News and information from the Petaluma Wetlands Alliance.

Shollenberger Heron/Egret Colony Doomed

Postby Petaluma Wetlands Alliance » Mon Dec 10, 2012 7:01 pm

The eucalyptus trees that house the Shollenberger Heron/Egret Colony will be chopped down "prior to February 15, 2013" according to the Sonoma County Transportation Authority (Staff Report of November 19, 2012). The report states that "The Caltrans led environmental process has determined that the removal of these trees is not a significant impact..." As part of the narrows project, Caltrans will construct a Petaluma Blvd. South Interchange, and Caltrans believes that the trees are too close to the area where this contruction will start in early 2013.

The February 15 date is important as the generally accepted period of active heron and egret nesting is from February 15 to September 1. Federal and state laws ban distruance of migratory bird nests during the active season, however, nesting trees may be removed during the balance of the year.

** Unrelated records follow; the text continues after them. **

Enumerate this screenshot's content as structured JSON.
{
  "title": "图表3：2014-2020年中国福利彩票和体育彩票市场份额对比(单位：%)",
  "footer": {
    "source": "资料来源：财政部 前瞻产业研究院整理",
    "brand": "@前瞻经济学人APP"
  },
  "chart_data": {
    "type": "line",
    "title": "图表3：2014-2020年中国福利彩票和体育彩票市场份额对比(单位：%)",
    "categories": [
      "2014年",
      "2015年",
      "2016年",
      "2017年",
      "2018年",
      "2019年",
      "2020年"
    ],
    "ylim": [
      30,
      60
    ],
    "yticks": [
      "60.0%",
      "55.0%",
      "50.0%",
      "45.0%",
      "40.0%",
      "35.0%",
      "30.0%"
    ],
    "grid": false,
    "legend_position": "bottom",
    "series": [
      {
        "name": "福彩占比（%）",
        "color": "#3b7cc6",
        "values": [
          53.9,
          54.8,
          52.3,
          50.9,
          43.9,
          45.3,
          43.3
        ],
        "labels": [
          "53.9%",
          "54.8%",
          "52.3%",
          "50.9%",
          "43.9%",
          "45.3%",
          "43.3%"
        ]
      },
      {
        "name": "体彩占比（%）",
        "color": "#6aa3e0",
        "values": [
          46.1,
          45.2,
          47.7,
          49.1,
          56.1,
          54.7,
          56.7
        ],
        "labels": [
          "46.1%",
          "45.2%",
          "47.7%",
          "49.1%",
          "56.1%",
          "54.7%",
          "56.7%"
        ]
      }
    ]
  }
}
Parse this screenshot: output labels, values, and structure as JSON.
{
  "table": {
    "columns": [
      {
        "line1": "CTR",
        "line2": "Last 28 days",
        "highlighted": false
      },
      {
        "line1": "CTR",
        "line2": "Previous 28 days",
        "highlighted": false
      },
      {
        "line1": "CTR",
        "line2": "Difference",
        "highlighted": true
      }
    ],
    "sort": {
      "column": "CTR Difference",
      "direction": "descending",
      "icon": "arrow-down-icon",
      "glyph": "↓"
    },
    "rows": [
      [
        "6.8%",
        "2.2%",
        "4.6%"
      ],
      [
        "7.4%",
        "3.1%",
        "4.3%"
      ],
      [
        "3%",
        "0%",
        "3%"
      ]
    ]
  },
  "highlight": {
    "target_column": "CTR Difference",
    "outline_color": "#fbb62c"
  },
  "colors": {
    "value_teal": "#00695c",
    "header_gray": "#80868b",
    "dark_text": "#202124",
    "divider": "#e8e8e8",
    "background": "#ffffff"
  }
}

The State Department of Fish and Game told Caltrans that they would have to stop construction in that area if there were active nesting, which Caltrans claims would cost millions of dollars in delays.

During the 2003-2012 history of this colony, the following healthy young birds were raised:

Great Egret - 366
Snowy Egret - 33
Great Blue Heron - 25

Total - 424

This is according to reports submitted by Petalauma Wetland Alliance docents to the Cypress Grove Research Center, Audubon Canyon Ranch, which tracks colony activity in the greater Bay Area.

The PWA and local emvironmental groups have asked for mitigation for the loss but Caltrans states there is no legal case for mitigation. There is another colony about one mile away near Ellis Creek, adjacent to the Petaluma Wastewater Holding Ponds off Lakeville Highway but access is not allowed for the public to view that colony, whereas the Shollenberger Colony can easily be watched from the trail at Shollenberger Park near the viewing platform. Caltrans hopes that herons/egrets looking for the Shollenberger Colony and finding it gone will go to the Ellis Creek colony and set up housekeeping there in the future.